Curriculum

The Data Engineering Zoomcamp covers six modules over seven weeks plus the final project. Each module has video lectures, reading material, and a homework assignment.

For the canonical curriculum (videos, code, exact homework questions), see the GitHub repository.

Modules

Module 1: Containerization and Infrastructure as Code

  • Docker and Postgres.
  • Setting up a development environment locally and on GCP.
  • Terraform for infrastructure provisioning.
  • Module 1 gets two weeks because environment setup can be the trickiest part.

Module 2: Workflow Orchestration

  • Workflow orchestration with Kestra.
  • Building data pipelines that schedule, retry, and backfill.
  • Loading data to Google Cloud Storage and BigQuery.
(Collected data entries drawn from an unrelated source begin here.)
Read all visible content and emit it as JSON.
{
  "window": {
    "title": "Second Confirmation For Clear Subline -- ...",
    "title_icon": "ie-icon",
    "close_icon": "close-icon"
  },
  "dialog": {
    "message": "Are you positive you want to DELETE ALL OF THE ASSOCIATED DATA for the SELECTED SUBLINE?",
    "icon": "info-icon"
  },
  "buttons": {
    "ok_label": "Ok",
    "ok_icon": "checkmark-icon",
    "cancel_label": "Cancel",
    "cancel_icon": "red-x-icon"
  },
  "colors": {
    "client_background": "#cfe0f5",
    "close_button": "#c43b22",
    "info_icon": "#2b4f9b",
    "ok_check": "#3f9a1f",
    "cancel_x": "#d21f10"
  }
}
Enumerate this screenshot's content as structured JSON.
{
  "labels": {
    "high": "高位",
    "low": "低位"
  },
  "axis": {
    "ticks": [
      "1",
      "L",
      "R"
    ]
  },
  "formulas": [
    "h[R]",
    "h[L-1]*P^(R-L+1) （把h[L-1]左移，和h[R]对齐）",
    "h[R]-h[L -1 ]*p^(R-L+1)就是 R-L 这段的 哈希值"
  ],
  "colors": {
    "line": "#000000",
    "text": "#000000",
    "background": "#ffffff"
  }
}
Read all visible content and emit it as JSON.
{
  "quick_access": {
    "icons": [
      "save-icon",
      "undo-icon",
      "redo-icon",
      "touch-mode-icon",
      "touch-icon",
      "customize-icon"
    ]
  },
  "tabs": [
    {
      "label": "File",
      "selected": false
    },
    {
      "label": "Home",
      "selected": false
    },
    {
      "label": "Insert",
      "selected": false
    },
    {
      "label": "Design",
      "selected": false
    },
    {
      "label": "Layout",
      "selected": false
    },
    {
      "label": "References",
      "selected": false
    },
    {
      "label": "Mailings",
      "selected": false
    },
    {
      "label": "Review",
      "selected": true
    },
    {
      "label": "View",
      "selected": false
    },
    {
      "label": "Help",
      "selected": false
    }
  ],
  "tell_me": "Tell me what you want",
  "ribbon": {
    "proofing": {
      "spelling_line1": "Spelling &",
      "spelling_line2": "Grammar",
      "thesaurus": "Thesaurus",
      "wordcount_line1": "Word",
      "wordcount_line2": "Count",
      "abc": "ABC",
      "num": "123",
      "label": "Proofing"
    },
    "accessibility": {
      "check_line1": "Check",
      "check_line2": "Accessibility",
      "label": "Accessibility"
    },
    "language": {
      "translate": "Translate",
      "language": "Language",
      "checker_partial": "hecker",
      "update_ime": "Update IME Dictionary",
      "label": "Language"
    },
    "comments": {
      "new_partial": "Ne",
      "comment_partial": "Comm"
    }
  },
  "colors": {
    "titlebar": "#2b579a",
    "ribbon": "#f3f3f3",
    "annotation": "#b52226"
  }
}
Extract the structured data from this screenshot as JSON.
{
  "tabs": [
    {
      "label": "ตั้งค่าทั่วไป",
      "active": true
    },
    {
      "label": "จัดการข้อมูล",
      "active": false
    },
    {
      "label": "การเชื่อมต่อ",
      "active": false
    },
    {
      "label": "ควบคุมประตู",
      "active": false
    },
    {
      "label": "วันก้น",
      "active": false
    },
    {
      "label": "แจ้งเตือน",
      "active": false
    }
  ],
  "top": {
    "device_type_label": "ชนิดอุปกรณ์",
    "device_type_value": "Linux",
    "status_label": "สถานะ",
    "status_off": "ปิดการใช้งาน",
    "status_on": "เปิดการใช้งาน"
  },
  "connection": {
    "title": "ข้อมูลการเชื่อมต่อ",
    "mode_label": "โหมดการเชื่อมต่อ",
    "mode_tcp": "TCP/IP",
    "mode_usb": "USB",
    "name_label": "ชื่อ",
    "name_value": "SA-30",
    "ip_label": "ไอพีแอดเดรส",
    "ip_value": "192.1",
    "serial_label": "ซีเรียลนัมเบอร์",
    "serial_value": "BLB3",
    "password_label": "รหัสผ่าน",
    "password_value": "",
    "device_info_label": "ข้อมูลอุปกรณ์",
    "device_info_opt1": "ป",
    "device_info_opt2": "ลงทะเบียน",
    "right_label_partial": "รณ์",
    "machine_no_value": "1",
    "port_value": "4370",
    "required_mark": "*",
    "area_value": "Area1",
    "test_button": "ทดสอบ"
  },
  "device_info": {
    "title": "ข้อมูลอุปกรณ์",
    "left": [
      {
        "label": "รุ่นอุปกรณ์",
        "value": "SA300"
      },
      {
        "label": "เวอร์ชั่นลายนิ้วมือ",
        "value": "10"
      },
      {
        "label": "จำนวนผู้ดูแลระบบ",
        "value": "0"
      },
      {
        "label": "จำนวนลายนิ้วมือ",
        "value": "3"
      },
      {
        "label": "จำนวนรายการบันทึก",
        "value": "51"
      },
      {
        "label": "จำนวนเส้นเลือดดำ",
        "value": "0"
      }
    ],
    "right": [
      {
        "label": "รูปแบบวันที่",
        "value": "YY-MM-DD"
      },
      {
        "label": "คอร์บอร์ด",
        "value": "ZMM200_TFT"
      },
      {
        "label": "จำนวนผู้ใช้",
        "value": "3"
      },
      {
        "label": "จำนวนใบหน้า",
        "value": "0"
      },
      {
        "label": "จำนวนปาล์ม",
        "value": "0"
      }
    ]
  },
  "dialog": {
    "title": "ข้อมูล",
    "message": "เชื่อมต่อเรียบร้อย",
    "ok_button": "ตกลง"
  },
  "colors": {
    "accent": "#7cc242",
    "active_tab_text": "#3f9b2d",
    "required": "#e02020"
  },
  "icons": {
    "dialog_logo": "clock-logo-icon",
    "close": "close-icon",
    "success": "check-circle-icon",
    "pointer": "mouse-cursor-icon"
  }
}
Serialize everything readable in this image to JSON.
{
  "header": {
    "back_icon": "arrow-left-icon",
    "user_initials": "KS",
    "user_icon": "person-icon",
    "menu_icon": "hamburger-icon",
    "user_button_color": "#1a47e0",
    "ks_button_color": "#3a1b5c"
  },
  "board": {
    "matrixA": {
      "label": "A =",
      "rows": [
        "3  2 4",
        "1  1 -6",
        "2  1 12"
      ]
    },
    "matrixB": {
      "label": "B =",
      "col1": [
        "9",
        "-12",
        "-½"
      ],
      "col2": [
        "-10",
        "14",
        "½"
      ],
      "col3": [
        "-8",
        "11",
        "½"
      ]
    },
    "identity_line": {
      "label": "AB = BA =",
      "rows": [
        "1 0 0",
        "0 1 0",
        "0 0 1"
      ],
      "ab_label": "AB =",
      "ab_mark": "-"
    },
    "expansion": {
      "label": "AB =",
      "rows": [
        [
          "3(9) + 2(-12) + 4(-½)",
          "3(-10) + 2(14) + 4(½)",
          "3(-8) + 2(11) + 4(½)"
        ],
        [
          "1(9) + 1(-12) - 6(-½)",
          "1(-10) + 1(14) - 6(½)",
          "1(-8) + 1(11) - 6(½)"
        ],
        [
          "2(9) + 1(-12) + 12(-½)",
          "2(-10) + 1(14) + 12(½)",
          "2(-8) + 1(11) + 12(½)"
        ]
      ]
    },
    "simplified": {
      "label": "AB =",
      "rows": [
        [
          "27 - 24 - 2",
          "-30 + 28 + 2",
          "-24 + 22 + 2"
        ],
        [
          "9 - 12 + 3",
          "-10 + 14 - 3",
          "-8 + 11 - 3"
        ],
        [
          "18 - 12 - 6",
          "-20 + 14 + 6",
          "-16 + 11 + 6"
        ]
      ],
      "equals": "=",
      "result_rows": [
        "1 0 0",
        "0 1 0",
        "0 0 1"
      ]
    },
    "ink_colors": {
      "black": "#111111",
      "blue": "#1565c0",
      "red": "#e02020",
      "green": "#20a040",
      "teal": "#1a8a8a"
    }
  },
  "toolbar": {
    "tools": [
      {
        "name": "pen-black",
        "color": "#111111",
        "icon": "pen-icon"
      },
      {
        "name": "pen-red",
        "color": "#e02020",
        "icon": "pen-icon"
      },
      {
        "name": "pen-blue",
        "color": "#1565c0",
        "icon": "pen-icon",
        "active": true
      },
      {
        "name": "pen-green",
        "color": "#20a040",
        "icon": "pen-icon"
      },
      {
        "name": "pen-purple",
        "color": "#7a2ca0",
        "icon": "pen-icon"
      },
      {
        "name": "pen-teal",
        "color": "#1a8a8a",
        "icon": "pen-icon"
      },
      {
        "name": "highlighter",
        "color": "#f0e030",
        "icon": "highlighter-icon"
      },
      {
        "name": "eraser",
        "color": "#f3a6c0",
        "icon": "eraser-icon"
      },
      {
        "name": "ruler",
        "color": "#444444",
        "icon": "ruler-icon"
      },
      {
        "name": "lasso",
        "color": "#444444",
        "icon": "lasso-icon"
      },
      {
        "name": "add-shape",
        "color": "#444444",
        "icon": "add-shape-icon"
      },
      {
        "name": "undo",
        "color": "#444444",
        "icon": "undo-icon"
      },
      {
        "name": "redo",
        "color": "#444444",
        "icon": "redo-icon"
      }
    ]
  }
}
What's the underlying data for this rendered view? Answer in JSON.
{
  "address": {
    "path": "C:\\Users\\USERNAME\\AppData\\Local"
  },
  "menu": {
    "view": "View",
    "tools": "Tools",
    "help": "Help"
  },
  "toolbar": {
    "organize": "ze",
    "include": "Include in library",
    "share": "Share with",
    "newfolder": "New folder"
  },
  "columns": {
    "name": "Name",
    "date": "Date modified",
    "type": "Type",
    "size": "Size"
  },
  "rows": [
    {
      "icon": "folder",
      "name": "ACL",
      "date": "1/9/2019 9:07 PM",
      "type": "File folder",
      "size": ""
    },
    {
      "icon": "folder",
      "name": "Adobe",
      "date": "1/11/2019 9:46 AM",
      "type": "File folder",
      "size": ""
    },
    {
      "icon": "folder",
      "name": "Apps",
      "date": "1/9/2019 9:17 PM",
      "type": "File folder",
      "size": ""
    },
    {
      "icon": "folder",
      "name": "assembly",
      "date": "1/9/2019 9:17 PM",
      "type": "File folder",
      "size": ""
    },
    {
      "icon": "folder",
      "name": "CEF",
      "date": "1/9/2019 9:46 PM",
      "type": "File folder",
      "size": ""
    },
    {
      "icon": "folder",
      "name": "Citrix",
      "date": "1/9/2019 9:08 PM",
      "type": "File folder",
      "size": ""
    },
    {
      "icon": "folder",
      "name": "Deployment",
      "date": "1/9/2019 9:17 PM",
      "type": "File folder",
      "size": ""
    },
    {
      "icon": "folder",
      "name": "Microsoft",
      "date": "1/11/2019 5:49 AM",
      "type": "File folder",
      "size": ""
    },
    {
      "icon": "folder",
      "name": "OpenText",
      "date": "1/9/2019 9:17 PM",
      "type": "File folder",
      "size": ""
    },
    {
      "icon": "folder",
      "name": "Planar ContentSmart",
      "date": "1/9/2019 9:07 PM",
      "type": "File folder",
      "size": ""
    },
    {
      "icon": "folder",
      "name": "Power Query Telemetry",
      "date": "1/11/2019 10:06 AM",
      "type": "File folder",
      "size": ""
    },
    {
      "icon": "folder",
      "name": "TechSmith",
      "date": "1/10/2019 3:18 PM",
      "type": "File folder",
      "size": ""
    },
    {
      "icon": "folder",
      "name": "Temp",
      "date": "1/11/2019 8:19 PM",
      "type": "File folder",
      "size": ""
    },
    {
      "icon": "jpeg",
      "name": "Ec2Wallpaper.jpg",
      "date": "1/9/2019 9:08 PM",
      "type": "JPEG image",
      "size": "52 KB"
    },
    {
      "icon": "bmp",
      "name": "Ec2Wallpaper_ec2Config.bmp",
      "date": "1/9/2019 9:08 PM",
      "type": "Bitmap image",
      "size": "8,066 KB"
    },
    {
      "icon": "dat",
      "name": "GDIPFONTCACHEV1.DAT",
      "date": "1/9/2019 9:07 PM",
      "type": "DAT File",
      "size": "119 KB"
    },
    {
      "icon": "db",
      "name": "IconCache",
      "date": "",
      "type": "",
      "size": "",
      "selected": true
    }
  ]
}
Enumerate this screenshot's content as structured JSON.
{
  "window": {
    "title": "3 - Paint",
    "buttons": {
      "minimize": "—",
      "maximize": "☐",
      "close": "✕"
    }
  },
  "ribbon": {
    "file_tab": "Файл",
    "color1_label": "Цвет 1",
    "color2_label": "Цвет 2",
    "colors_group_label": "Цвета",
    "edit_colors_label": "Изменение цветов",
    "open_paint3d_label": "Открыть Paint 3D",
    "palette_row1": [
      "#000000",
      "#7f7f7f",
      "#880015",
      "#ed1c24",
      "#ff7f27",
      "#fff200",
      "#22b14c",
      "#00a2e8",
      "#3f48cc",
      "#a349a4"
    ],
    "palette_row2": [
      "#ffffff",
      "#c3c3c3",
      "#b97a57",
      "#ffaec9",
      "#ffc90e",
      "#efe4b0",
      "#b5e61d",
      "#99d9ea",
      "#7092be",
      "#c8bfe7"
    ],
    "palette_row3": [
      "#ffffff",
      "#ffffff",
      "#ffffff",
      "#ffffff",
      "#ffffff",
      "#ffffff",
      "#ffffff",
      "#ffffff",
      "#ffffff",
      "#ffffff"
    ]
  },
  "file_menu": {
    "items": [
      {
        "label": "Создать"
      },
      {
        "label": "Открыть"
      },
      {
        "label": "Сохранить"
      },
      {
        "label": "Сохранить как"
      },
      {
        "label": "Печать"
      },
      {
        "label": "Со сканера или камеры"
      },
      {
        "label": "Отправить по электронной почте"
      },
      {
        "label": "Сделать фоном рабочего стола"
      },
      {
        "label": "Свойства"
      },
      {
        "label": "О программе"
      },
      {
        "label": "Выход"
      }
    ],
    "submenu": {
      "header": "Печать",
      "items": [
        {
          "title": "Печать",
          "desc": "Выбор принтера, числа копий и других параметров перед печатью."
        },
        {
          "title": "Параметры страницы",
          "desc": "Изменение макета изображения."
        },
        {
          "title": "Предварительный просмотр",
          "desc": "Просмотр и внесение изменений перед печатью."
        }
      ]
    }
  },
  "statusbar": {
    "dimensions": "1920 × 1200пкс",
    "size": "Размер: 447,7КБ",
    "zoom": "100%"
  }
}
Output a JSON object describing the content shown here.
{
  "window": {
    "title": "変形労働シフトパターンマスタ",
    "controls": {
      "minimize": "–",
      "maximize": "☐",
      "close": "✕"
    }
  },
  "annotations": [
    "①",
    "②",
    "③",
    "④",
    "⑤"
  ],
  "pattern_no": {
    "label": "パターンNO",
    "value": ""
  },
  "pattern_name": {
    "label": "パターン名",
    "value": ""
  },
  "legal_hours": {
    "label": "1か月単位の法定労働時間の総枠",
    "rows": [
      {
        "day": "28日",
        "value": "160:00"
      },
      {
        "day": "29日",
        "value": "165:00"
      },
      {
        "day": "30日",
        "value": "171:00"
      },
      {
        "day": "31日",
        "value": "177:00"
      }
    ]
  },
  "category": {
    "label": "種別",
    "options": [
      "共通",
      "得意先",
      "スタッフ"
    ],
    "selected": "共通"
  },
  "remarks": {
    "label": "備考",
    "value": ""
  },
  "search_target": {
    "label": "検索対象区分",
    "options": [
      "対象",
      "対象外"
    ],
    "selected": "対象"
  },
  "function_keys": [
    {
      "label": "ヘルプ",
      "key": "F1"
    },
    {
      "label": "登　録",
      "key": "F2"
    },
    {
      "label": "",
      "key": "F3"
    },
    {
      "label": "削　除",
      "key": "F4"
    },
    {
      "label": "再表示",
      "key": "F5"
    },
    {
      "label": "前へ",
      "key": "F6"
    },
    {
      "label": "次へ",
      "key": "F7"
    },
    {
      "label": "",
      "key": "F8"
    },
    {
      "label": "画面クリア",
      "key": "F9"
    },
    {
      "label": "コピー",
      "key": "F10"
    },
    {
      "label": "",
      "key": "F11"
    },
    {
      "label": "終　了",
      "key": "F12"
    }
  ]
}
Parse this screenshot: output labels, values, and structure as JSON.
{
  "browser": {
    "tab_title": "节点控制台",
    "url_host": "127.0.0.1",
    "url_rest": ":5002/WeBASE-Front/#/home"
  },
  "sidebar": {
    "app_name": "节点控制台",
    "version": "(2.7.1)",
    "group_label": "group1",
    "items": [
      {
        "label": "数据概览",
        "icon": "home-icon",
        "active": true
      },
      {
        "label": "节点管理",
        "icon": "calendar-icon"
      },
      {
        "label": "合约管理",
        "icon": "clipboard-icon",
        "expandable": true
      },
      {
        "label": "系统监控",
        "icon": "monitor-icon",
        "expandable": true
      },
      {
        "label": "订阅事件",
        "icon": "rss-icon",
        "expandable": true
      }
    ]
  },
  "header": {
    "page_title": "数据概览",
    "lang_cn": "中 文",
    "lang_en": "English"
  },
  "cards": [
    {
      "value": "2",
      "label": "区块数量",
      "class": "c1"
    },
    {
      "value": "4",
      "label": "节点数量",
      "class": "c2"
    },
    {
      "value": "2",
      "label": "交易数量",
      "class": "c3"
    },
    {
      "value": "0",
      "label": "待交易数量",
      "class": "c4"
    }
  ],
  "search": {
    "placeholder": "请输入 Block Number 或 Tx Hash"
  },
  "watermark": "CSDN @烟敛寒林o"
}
Workshop: Data Ingestion with dlt

  • Slotted between modules. Hands-on workshop on the dlt library for ingestion.
  • Has its own homework. See Workshops for the workshop logistics.

Module 3: Data Warehouse

  • BigQuery as a data warehouse.
  • Partitioning and clustering for performance.
  • Cost optimization.

Module 4: Analytics Engineering

  • dbt for analytics engineering.
  • Building staging, intermediate, and mart models.
  • Testing and documentation.
  • Connecting BigQuery to a dashboard.

Module 5: Batch Processing

  • Apache Spark fundamentals.
  • PySpark with the NYC taxi dataset.
  • Running on Google Dataproc.

Module 6: Streaming

  • Apache Kafka.
  • Stream processing with Kafka and Flink.
  • Schema registry and data serialization.

Final Project

  • Three weeks at the end of the cohort.
  • Build an end-to-end pipeline of your choice.
  • See the Project page.

What changes between cohorts

Most modules are stable across cohorts. Notable past changes:

  • 2023: Mage replaced Prefect as the workflow orchestrator.
  • 2025: Kestra replaced Mage.
  • 2026: New workshop on dlt continues; some modules use updated tooling.

If a video references a tool you do not see in the current code, check the cohort folder (cohorts/2026/) for the current version.

Pace

A typical week:

  • Watch the module videos (3 to 5 hours).
  • Work through the code examples (3 to 5 hours).
  • Complete the homework (2 to 5 hours).

Plan for 10 to 15 hours per week. Module 1 takes more (two weeks instead of one).

For the final project, plan 2 to 3 weeks of focused work.